Jein. In meinem langen Berufsleben musste ich zwangsläufig lernen, mit diesen Schicksalen der Eltern und der Kinder umzugehen. Dabei hat mir immer wieder geholfen, dass ich mit einem tollen Team zusammenarbeite. Wir unterstützen uns gegenseitig. Ebenfalls wichtig: eine verständnisvolle Partnerin.

Aber immer können Sie kaum abschalten
Nicht immer, nein. Es kommt vor, dass ich schwere Schicksalsschläge mit nach Hause trage und dort «setzen» lassen muss. Allein, auch mal auf einem Spaziergang, mit Musik oder Sport. So gelingt es mir, schwierige Entscheidungen und Ereignisse zu verarbeiten.

Wer tröstet Eltern? Bringt ihnen bei, was Sache ist?
Die Mitteilung, dass es bei einem Kind nicht mehr Sinn ergibt, weitere intensivmedizinische Massnahmen vorzunehmen, überbringen ärztliche Kaderpersonen.

Danach braucht es das Team.
Für das Trösten und die Verarbeitung dieses sehr schwierigen Ereignisses braucht es die professionelle Mitarbeit aller. Für Psychologinnen, Pflegende, Ärztinnen und Ärzte gilt es, die Eltern sehr ernst zu nehmen und sie für eine längere Zeit zu begleiten.

Betrachten Sie den Tod als Fügung oder Schicksal?
Als Ärztin/Arzt ist es unsere Aufgabe, Leben zu erhalten, also lebenserhaltende Therapien durchzuführen.
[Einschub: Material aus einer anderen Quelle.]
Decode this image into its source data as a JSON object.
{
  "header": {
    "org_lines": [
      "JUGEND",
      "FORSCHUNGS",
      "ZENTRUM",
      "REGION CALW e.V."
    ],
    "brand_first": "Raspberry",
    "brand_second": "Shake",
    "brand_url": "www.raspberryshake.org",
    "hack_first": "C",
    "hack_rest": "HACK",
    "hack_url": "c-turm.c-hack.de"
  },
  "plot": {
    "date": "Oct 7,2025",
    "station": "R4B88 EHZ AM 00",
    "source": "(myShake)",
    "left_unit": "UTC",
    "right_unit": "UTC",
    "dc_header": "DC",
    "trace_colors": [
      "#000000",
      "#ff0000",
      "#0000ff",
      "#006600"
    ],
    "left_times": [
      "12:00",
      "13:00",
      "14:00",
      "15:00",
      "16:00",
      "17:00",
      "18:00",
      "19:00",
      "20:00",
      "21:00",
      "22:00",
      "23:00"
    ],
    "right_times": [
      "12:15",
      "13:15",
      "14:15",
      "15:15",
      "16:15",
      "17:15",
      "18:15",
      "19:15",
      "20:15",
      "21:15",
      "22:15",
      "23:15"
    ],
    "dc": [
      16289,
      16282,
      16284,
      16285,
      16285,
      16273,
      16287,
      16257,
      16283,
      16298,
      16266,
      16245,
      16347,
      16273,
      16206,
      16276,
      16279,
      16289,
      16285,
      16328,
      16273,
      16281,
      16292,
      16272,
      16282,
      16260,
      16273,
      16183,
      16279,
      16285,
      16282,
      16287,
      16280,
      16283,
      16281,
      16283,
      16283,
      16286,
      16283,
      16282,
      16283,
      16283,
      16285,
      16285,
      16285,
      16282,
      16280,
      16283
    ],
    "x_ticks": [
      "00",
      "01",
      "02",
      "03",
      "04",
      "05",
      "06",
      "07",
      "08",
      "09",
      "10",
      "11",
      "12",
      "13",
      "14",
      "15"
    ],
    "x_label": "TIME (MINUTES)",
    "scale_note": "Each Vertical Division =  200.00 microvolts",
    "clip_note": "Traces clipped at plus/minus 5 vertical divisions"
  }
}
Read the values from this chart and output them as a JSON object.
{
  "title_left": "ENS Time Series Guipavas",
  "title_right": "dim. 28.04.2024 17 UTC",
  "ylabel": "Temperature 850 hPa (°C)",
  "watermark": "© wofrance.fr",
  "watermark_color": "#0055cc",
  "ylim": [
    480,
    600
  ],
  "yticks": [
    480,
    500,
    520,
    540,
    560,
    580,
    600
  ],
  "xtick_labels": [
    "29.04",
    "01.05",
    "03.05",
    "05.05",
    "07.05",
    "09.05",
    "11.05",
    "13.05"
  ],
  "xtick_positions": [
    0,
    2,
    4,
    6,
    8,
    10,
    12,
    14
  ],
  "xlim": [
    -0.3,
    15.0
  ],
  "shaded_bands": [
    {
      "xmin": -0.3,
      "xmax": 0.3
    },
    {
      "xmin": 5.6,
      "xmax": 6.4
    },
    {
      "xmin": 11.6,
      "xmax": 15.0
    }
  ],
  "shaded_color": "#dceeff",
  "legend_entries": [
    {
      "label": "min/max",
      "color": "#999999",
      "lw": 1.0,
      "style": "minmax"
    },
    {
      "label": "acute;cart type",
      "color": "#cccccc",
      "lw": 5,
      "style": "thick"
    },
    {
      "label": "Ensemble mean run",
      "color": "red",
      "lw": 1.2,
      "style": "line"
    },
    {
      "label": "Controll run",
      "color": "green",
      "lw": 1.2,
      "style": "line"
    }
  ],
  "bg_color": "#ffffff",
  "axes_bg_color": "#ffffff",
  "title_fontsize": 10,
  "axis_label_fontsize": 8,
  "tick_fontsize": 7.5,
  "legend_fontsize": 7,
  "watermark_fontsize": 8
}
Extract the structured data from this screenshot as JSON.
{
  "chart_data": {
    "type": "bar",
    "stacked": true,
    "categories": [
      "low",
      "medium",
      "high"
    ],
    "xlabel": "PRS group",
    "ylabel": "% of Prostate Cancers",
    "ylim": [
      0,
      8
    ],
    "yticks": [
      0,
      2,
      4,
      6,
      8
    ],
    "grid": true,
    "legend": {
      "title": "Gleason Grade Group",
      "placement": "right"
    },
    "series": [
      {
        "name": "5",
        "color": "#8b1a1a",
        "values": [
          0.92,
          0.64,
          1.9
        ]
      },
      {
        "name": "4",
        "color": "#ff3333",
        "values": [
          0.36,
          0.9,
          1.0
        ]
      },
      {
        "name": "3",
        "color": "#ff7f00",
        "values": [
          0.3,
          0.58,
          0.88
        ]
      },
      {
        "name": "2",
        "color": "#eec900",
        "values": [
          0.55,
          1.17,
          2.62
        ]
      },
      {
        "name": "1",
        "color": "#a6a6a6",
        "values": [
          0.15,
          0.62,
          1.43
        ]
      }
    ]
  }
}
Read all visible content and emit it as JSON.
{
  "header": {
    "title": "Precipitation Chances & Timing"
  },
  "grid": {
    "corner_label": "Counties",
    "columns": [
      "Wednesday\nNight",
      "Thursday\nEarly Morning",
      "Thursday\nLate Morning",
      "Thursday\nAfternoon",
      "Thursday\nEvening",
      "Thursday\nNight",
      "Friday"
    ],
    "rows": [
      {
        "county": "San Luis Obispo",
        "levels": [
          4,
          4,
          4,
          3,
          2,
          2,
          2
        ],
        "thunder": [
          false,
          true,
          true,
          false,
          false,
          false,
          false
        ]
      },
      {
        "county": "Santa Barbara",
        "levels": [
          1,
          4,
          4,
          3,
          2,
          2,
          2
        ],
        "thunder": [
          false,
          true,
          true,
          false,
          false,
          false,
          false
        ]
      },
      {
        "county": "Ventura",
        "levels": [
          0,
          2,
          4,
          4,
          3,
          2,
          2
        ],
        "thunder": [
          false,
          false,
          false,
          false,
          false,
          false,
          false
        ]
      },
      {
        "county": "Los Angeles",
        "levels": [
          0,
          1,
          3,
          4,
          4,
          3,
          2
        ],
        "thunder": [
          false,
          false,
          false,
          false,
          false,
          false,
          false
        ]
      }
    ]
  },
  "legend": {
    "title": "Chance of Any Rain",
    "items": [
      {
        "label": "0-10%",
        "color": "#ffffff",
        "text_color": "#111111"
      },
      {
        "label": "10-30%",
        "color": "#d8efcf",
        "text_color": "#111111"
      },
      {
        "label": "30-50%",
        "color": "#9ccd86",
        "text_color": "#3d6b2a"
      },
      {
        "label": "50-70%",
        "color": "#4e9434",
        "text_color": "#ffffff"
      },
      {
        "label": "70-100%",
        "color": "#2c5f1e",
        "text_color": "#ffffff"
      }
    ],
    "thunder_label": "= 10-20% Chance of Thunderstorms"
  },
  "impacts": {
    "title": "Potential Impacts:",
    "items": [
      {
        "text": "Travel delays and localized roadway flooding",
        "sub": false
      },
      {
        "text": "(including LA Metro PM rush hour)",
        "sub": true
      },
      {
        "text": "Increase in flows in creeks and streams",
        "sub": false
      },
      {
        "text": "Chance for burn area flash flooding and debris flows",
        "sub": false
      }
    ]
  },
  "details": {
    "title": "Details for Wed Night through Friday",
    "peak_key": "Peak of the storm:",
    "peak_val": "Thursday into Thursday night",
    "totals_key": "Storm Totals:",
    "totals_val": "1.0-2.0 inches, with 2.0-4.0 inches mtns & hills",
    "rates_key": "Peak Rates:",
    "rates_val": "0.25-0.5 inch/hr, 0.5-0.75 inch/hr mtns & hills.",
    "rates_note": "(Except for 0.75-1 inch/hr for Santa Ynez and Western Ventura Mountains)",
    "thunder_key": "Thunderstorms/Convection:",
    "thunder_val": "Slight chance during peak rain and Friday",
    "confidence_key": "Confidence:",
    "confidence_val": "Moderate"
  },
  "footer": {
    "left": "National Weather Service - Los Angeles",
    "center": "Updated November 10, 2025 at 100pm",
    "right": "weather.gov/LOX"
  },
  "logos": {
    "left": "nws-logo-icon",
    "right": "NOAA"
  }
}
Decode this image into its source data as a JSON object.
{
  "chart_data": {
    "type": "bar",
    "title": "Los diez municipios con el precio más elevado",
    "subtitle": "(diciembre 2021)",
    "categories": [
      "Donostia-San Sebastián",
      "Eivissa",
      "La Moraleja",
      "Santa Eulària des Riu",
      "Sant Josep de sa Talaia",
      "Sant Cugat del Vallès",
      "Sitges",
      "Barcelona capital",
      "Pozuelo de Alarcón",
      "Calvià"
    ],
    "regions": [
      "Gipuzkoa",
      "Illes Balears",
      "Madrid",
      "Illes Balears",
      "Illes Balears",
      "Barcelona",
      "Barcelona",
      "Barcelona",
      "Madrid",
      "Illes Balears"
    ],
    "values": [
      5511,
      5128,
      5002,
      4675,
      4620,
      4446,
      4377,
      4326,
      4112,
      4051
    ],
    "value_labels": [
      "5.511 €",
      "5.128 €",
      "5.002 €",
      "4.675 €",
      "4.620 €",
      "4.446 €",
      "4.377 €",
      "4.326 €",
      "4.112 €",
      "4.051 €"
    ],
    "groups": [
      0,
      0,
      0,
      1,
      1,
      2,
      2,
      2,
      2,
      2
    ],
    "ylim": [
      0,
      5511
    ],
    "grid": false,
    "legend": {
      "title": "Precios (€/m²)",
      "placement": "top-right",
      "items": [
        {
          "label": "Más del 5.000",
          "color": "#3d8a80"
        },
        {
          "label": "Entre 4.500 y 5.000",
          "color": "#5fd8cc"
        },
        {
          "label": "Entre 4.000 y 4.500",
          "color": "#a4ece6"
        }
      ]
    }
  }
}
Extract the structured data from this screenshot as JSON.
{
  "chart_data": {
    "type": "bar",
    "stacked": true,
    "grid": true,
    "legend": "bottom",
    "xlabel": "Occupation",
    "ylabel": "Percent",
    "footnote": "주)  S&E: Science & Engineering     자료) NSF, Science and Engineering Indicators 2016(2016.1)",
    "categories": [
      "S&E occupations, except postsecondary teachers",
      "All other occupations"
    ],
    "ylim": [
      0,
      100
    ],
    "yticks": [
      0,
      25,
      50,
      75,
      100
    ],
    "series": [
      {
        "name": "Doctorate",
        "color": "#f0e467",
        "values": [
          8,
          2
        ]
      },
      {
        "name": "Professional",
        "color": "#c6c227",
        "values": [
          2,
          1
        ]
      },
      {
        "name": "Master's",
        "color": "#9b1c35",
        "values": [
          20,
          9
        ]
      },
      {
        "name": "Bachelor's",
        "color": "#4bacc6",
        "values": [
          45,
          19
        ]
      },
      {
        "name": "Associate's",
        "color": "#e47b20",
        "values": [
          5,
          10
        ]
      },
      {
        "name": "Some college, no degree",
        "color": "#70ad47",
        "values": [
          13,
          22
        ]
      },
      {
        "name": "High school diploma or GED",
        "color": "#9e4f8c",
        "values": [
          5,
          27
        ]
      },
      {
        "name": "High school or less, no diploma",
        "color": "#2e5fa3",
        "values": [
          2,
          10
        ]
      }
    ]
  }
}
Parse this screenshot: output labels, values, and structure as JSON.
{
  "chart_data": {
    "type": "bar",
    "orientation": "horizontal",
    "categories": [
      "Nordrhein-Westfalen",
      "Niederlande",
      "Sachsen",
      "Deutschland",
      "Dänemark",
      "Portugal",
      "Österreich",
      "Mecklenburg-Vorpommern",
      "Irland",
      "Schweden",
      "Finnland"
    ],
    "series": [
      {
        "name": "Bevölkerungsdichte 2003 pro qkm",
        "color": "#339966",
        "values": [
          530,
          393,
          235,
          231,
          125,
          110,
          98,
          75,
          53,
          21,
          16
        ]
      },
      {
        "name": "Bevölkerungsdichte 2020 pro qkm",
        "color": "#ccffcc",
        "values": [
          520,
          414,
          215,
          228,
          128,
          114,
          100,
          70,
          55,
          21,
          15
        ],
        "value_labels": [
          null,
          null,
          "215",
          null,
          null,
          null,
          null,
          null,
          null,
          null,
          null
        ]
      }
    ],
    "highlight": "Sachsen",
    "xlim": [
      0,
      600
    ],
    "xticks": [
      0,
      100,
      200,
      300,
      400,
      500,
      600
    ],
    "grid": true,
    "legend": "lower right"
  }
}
Das heisst konkret, dass wir als Perinatalzentrum Luzern im Team versuchen, all unsere Kraft, unser Wissen und unsere Fertigkeiten für die Gesundheit des Kindes oder der Mutter einzusetzen.

Leider gelingt das nicht immer
Ja, und dann bleibt offen, ob wir dies nun Schicksal oder Fügung nennen. Wichtig ist für mich, zu erkennen, dass die ärztliche Kunst ihre Grenzen hat. Und deshalb gerade in diesen Situationen eine gewisse Demut an den Tag zu legen.

Interview: Dr. Alois Birbaumer und Martin Schuppli | Foto: Peter Lauth

Das war der zweite Teil des grossen Interviews mit Dr. Markus Hodel. Den ersten Teil lesen Sie hier

Wird der Mutterleib einmal durch eine künstliche Gebärmutter ersetzt?

Durchaus möglich. Verschiedene Forschergruppen wollen künstliche Gebärmütter generieren. Einer japanischen Arbeitsgruppe um Prof. Dr. Yoshinori Kuwabara von der Juntendo Universität ist es gelungen, Ziegen mithilfe einer künstlichen Gebärmutter schwanger werden zu lassen. Dr. Alan Flake in Philadelphia gelang dies mit Schafen.

Eine andere Gruppe an der Cornell Universität ist es gelungen, aus veränderten Genen Gebärmutterschleimhautgewebe zu einem spezifischen Gebärmutter-Scaffold auszubilden und dort Mäuseembryos anwachsen zu lassen. Dies sind erste Ansätze, es wird sicher noch einige Zeit brauchen, bis solche Techniken im Humanbereich Einzug finden.

Was heute bereits an verschiedenen Orten durchgeführt wird, ist eine Uterustransplantation. Das heisst zum Beispiel, dass einer Frau, die aus verschiedenen Gründen keine Gebärmutter hat, eine solche transplantiert werden kann. Mit dem Ziel, dass sie danach schwanger werden und auch ein gesundes Kind austragen kann.